Government Spending Crowds the Private Sector Out and In

June 26, 2013

Most people assume that increased government spending aids the economy and that cuts in spending will hurt it. Even more fear that government spending cuts might push the economy into a recession. These notions are based on the Keynesian belief that the economy is driven by demand, says David Ranson, a senior fellow with the National Center for Policy Analysis.

Indeed, conventional wisdom holds that every dollar the government adds to demand (or subtracts from it) will be multiplied by ancillary changes in private spending. But these claims ignore the fact that the economy has limited economic resources and that government spending actually diverts economic resources away from the private sector.

  • Increased government spending might induce the private sector to contract, a phenomenon known as crowding out.
  • Conversely, cuts in government spending might release economic resources the private sector could put to work more productively.

Historically, large increases in federal spending had a disproportionate effect on the private sector.

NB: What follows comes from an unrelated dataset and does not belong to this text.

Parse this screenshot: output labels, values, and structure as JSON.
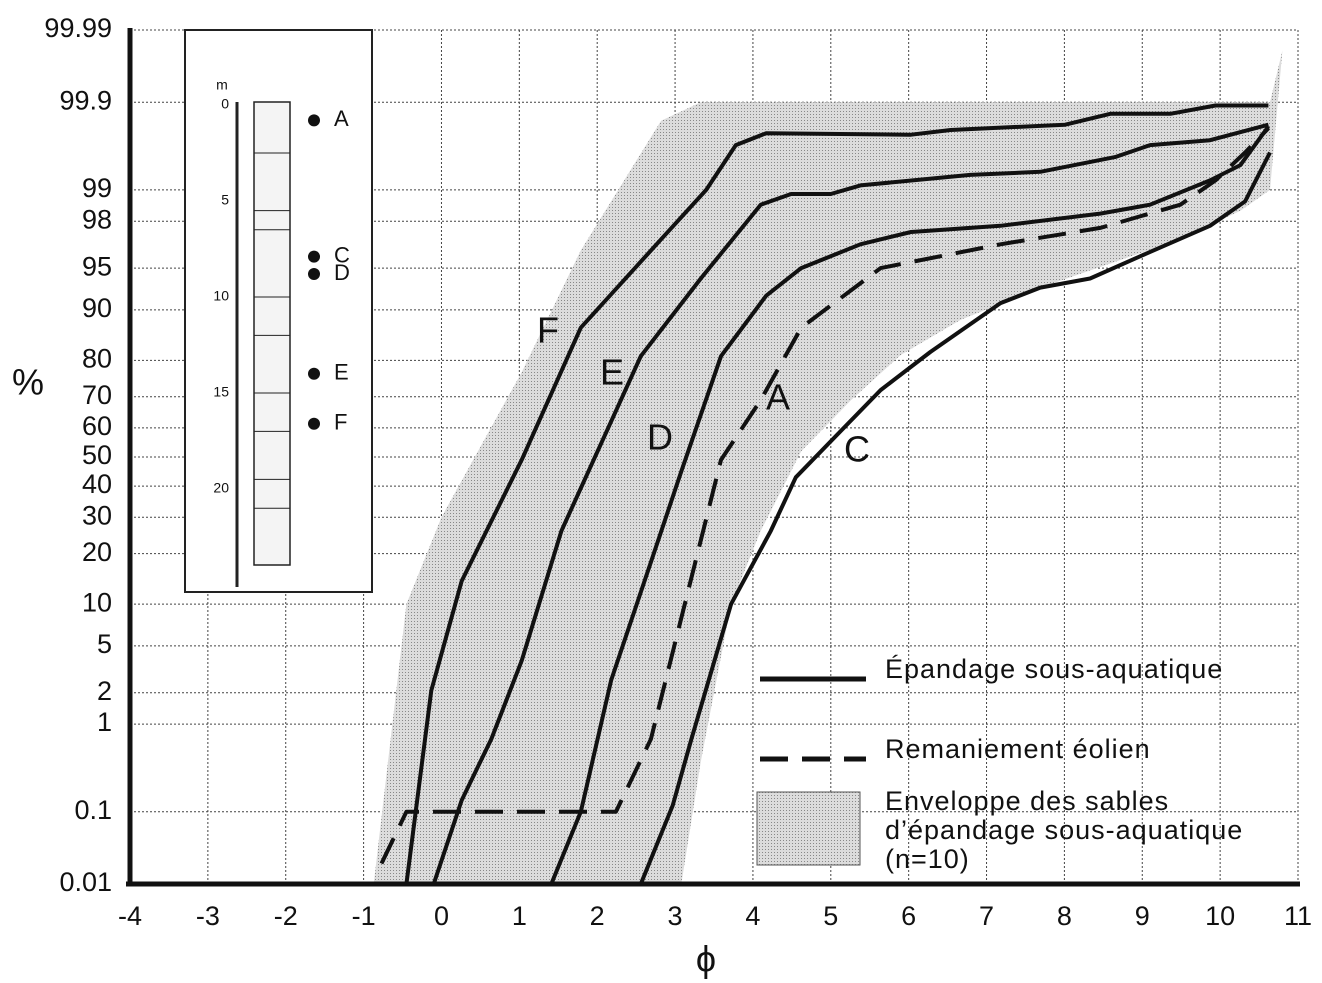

  • For the two years in which federal consumption spending rose by between 2 and 5 percentage points of gross domestic product (GDP) (the average increase was 2.3 percent), private sector spending fell 5.9 percentage points, on average, during that and the following year.
  • For the four years in which federal consumption spending rose more than 5 percent of GDP (the average increase was 13.0 percent), private sector spending fell 20.6 percent.

Conversely, large reductions in federal spending also had a disproportionate effect on the private sector:

  • For the three years in which federal consumption spending fell by between 2 and 5 percentage points of GDP (the average reduction was 3.4 percent), private sector spending rose 4.2 percentage points during that and the following year.
  • For the two years in which federal consumption spending fell more than 5 percentage points of GDP, the average reduction was 17.9 percent; private sector spending rose 29.3 percentage points.

John Maynard Keynes said that the economy's resources are all put to productive use at full employment, but when the economy is depressed, increases in government spending have a multiplier effect:  a $1 increase in government spending will increase private output by more than $1. At such times government can compensate for the shortfall in private spending, thereby increasing the economy's total spending and output.

Keynes therefore recommended that deficit spending be confined to periods in which unemployment is high. Thus, Keynes himself was not a "Keynesian" in the sense of someone who believes that government spending always has a positive effect on the economy.